DRAME RELIGIEUX Marie-Madeleine •


 
Marie-Madeleine est un drame religieux qui entend rendre hommage à la sainte qui a effectivement accompagné le Christ et les Apôtres, avant comme après la Mort et la Résurrection du Seigneur. La figure de Marie-Madeleine a hélas souvent été détournée, et ce depuis l’Antiquité, par des courants ou sectes gnostiques. Ces thèmes, blasphématoires, sont très populaires aujourd’hui, comme dans le Da Vinci Code. Aussi éprouvions-nous les pires craintes au sujet d’un film consacré à Marie-Madeleine. Il n’y a heureusement rien de gnostique dans le film. Nous l’avons vu intégralement et attentivement. Nous ne le recommanderons pas pour autant.
 
Marie-Madeleine (Rooney Mara) est une femme judéenne très pieuse de son temps, à la recherche de Dieu. Cette recherche l’a conduit à fuir un mariage arrangé –licence scénaristique pas absurde en soi – pour suivre à temps complet le Christ. Elle éprouve pour lui un très bel amour spirituel. Elle comprend, est-il avancé, avant tous les apôtres égarés dans leur espoir de voir dans Jésus-Christ un messie temporel, que le Royaume qu’Il annonce n’est pas de ce monde. Par moment, cette Marie-Madeleine, correctement interprétée, émeut. Le Christ (Joaquin Phoenix) qu’elle accompagne, est, avant Sa Résurrection, présenté comme un Christ souffrant intérieurement à la perspective de la Croix et devant le spectacle d’une assez large incompréhension de Son message, y compris par les disciples, sauf Marie-Madeleine donc. Judas est montré comme l’apôtre le plus sympathique des Douze, avant sa trahison. Des gens excellents peuvent très mal tourner et le Christ n’avait pas choisi un scélérat manifeste pour compléter les Douze. Mais pourquoi s’autoriser une pareille interpolation ? Interprétation audacieuse, il aurait trahi le Christ afin de le forcer à se défendre, à réaliser une série de miracles temporels violents et à prendre le pouvoir à Jérusalem.
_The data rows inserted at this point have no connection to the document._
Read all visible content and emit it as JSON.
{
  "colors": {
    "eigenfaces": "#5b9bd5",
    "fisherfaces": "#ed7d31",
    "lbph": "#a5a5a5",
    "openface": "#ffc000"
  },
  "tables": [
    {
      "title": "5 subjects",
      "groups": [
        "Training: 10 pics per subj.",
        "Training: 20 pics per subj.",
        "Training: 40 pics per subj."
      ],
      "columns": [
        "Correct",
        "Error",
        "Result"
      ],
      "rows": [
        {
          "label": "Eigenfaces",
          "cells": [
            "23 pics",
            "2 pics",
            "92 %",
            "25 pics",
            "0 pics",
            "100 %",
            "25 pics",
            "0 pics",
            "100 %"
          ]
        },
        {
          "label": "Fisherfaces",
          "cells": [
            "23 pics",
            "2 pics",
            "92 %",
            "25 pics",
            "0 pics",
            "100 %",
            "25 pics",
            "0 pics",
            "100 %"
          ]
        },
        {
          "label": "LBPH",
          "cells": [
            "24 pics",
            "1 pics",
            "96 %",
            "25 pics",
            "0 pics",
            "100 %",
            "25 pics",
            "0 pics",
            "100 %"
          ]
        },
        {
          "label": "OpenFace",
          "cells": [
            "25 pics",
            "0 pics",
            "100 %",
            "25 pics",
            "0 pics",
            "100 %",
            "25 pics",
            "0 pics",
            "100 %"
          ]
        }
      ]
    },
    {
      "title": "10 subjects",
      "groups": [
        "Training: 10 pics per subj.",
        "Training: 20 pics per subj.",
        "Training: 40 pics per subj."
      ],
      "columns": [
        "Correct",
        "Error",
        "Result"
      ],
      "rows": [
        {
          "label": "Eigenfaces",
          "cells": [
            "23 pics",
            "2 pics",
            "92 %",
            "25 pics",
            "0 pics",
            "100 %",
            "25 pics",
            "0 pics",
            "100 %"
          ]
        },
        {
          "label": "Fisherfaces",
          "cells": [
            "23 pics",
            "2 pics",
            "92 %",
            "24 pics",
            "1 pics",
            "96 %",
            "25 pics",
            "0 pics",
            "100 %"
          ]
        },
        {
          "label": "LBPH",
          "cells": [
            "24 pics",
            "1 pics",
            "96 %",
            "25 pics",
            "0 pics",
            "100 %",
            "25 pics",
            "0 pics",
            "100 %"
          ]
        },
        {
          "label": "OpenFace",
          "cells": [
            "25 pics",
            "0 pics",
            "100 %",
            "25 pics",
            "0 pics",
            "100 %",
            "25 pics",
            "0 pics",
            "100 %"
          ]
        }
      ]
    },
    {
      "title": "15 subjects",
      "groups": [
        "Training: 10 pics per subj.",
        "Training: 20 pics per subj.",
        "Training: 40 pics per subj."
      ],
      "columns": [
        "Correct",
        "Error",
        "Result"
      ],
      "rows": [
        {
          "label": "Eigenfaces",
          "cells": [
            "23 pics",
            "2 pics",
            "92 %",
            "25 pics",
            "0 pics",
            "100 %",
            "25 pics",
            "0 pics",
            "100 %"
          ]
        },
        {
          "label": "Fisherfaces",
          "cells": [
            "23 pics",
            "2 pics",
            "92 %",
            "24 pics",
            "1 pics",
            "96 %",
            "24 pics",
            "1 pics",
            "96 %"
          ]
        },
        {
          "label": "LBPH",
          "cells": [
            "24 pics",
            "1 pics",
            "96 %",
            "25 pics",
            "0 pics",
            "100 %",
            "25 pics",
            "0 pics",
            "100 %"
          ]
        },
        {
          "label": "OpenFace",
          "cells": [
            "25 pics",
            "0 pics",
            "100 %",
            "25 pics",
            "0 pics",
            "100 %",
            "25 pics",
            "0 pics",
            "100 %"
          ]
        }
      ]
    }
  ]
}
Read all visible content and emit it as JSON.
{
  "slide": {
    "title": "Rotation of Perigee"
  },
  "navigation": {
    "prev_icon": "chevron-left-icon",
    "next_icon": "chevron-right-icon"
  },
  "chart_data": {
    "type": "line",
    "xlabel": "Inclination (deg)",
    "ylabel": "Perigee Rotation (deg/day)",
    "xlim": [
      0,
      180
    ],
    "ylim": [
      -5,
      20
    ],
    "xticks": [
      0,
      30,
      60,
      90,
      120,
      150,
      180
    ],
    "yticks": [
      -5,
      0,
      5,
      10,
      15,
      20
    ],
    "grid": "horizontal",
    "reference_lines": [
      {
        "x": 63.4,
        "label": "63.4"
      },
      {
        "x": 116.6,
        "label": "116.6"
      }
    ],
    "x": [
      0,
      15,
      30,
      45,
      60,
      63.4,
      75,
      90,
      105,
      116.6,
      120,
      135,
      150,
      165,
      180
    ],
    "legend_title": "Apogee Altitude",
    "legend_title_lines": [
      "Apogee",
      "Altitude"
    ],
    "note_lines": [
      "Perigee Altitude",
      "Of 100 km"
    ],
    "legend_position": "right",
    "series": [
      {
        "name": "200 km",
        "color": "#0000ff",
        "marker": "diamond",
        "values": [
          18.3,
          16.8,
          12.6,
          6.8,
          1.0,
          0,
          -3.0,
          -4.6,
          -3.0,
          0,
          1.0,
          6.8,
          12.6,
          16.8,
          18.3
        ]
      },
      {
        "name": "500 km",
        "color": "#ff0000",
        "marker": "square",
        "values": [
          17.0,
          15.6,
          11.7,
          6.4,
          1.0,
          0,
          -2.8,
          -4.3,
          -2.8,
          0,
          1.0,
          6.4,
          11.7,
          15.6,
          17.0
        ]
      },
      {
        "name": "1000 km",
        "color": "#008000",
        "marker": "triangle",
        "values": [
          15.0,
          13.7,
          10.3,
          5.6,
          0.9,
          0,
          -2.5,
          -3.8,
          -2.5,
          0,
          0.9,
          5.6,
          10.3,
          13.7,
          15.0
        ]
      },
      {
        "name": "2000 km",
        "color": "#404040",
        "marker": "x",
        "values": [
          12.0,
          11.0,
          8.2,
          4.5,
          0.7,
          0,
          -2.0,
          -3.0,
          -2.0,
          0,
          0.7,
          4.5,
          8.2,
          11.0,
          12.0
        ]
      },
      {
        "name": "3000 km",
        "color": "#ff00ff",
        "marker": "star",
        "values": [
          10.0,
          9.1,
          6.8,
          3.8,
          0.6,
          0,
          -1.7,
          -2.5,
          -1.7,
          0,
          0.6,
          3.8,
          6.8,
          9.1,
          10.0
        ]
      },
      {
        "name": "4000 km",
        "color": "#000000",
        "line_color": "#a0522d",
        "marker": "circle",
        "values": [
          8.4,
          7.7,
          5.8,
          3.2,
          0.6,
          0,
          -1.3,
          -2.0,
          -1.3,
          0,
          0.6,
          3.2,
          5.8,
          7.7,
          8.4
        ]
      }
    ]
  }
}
On déplorera également un saint Pierre pas très intelligent, assez antipathique et, curiosité superficielle, manifestement subsaharien, ce qui fait quand même bizarre dans un contexte évocateur de la Palestine du premier siècle à défaut d’être jamais une reconstitution archéologique soignée.
 

Marie-Madeleine, une dimension polémique, anticatholique, qui a gâché notre plaisir

 
S’il est un film chrétien, ce Marie-Madeleine propose une interprétation strictement protestante des Evangiles. Il ne peut pas s’empêcher de multiplier les piques anticatholiques : saint Pierre aurait été une des pierres de l’Eglise parmi tant d’autres, est-il affirmé explicitement. Quelques phrases coupées en conclusion prétendent défendre Marie-Madeleine contre l’interprétation catholique traditionnelle, opposant saint Grégoire le Grand et le pape François – qui plaît aux Protestants. De façon générale, le Christ et Marie-Madeleine se conduisent largement dans le film en pasteurs baptistes avant la lettre. Ce n’est pas indigne mais simplement déplacé et il y aurait énormément à dire sur ces sujets. Cette dimension polémique, anticatholique, dont le film aurait pu fort bien se passer, a gâché notre plaisir.